Olivier Besancenot a assuré qu'il aurait été "clairement sur les barricades" s'il s'était trouvé dimanche en Grèce, où une nuit de violence a opposé forces de l'ordre et adversaires des nouvelles mesures.
"Le parlement grec, hier, n'a été finalement que la succursale du Fonds monétaire international, de la Banque centrale européenne et du système bancaire européen", a-t-il dit aux journalistes.
"On est venus pour réclamer, comme mesure immédiate, l'annulation de la dette grecque et, au-delà de la Grèce, car c'est une question qui touche tout le monde, une grande enquête citoyenne, un audit, sur les dettes européennes pour savoir qui spécule sur quoi", a-t-il ajouté.
(Reuters)

Ce point de vue est partagé par Sonia Mitralia, membre du Comité grec contre la dette et du CADTM international, et il a été évoqué devant la Commission Sociale de l’Assemblée Parlementaire du Conseil de l’Europe qui s’est tenue le 24 janvier 2012 à Strasbourg sur le thème : “Les mesures d’austérité : un danger pour la démocratie et les droits sociaux”. 
Son plaidoyer qui détaille la paupérisation du peuple grec (à lire ici) se termine ainsi :
Notre conclusion est catégorique : la tragédie grecque n’est ni fatale ni insoluble. La solution existe et la répudiation, l’annulation et le non paiement de la dette publique grecque en font partie en tant que premier pas dans la bonne direction. C’est-à-dire, vers le salut de tout un peuple européen menacé par une catastrophe humanitaire sans précédent en temps de paix…
 Aussi étonnant que cela puisse paraître, l'annulation d'une dette, c'est à dire une sorte de  banqueroute, est un procédé très classique pour les états de régler leur passif en un claquement de doigt.
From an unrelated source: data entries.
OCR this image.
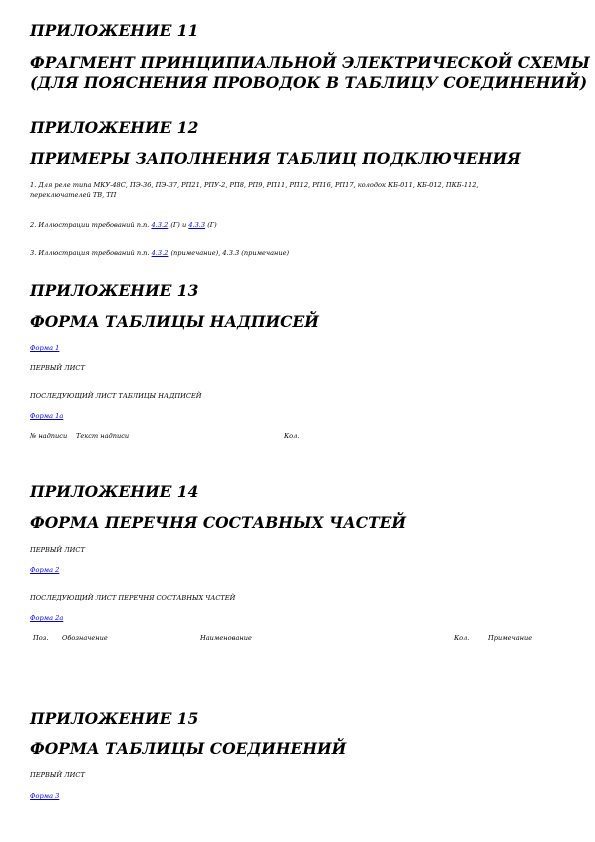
ПРИЛОЖЕНИЕ 11
ФРАГМЕНТ ПРИНЦИПИАЛЬНОЙ ЭЛЕКТРИЧЕСКОЙ СХЕМЫ
(ДЛЯ ПОЯСНЕНИЯ ПРОВОДОК В ТАБЛИЦУ СОЕДИНЕНИЙ)
ПРИЛОЖЕНИЕ 12
ПРИМЕРЫ ЗАПОЛНЕНИЯ ТАБЛИЦ ПОДКЛЮЧЕНИЯ

1. Для реле типа МКУ-48С, ПЭ-36, ПЭ-37, РП21, РПУ-2, РП8, РП9, РП11, РП12, РП16, РП17, колодок КБ-011, КБ-012, ПКБ-112,

переключателей ТВ, ТП

2. Иллюстрации требований п.п. 4.3.2 (Г) и 4.3.3 (Г)

3. Иллюстрация требований п.п. 4.3.2 (примечание), 4.3.3 (примечание)

ПРИЛОЖЕНИЕ 13
ФОРМА ТАБЛИЦЫ НАДПИСЕЙ

Форма 1

ПЕРВЫЙ ЛИСТ

ПОСЛЕДУЮЩИЙ ЛИСТ ТАБЛИЦЫ НАДПИСЕЙ

Форма 1а

№ надписи Текст надписи	Кол.
ПРИЛОЖЕНИЕ 14
ФОРМА ПЕРЕЧНЯ СОСТАВНЫХ ЧАСТЕЙ

ПЕРВЫЙ ЛИСТ

Форма 2

ПОСЛЕДУЮЩИЙ ЛИСТ ПЕРЕЧНЯ СОСТАВНЫХ ЧАСТЕЙ

Форма 2а

Поз. Обозначение	Наименование	Кол.	Примечание
ПРИЛОЖЕНИЕ 15
ФОРМА ТАБЛИЦЫ СОЕДИНЕНИЙ

ПЕРВЫЙ ЛИСТ

Форма 3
Bien entendu, la note est lourde à payer, mais austérité pour austérité, autant se libérer  de ses créanciers. Et cela ne signifie en aucun cas la disparition de l'Etat et des infrastructures productives du pays.

La solution islandaise



On pourrait citer le cas de l'Argentine ; mais plus près de nous l'exemple de l'Islande marque un profond contraste avec le visage de chaos que l'on voit en Grèce, et il n'en est que plus significatif.
Une véritable révolution démocratique et anticapitaliste a lieu en Islande en ce moment même, et personne n’en parle, aucun média ne relaie l’information, vous n’en trouverez presque pas trace sur Google, le black-out total. Pourtant, la nature des évènements en cours en Islande est sidérante : Un Peuple qui chasse la droite au pouvoir en assiégeant pacifiquement le palais présidentiel, une « gauche » libérale de remplacement elle aussi évincée des « responsabilités » parce qu’elle entendait mener la même politique que la droite, un référendum imposé par le Peuple pour déterminer s’il fallait rembourser ou pas les banques capitalistes qui ont plongé par leur irresponsabilité le pays dans la crise, une victoire à 93% imposant le non-remboursement des banques, une nationalisation des banques, et, point d’orgue de ce processus par bien des aspects « révolutionnaire » : l’élection d’une assemblée constituante le 27 novembre 2010, chargée d’écrire les nouvelles lois fondamentales qui traduiront dorénavant la colère populaire contre le capitalisme, et les aspirations du Peuple à une autre société. (InterObjectif.net)
 Ólafur Grímsson, le président islandais, a fait grincer des dents à Bruxelles en mettant le redressement plus rapide de son pays sur le compte de son refus de rembourser ses créanciers, pour la plupart étrangers. “La différence est qu’en Islande nous avons laissé les banques faire faillite, a-t-il expliqué. C’étaient des institutions privées ; nous n’y avons pas injecté de l’argent pour les maintenir à flot. L’Etat n’a pas à assumer cette responsabilité. (…)
Selon le Prix Nobel d’économie Paul Krugman, l’Islande s’est relevée plus vite parce qu’elle n’a jamais adopté l’euro. “Elle a fortement dévalué sa monnaie et imposé un contrôle des capitaux. Il s’est alors passé quelque chose d’étrange : bien qu’elle ait traversé la pire crise financière de l’Histoire, elle a été bien moins lourdement sanctionnée que d’autres nations.” Deux ans plus tard, la couronne islandaise a perdu 30 %, les fonderies d’aluminium tournent à plein régime pour satisfaire la demande étrangère, tandis que les produits locaux ont remplacé les légumes exotiques et autres tomates de serre importés.
On notera avec étonnement que 17 février l'agence de notation Fitch Ratings a relevé d'un cran la note de dette long terme de l'Islande, pour la porter à "BBB-", ce qui permet au pays, au bord du chaos à l'automne 2008, d'être désormais considéré comme un emprunteur fiable. (AFP)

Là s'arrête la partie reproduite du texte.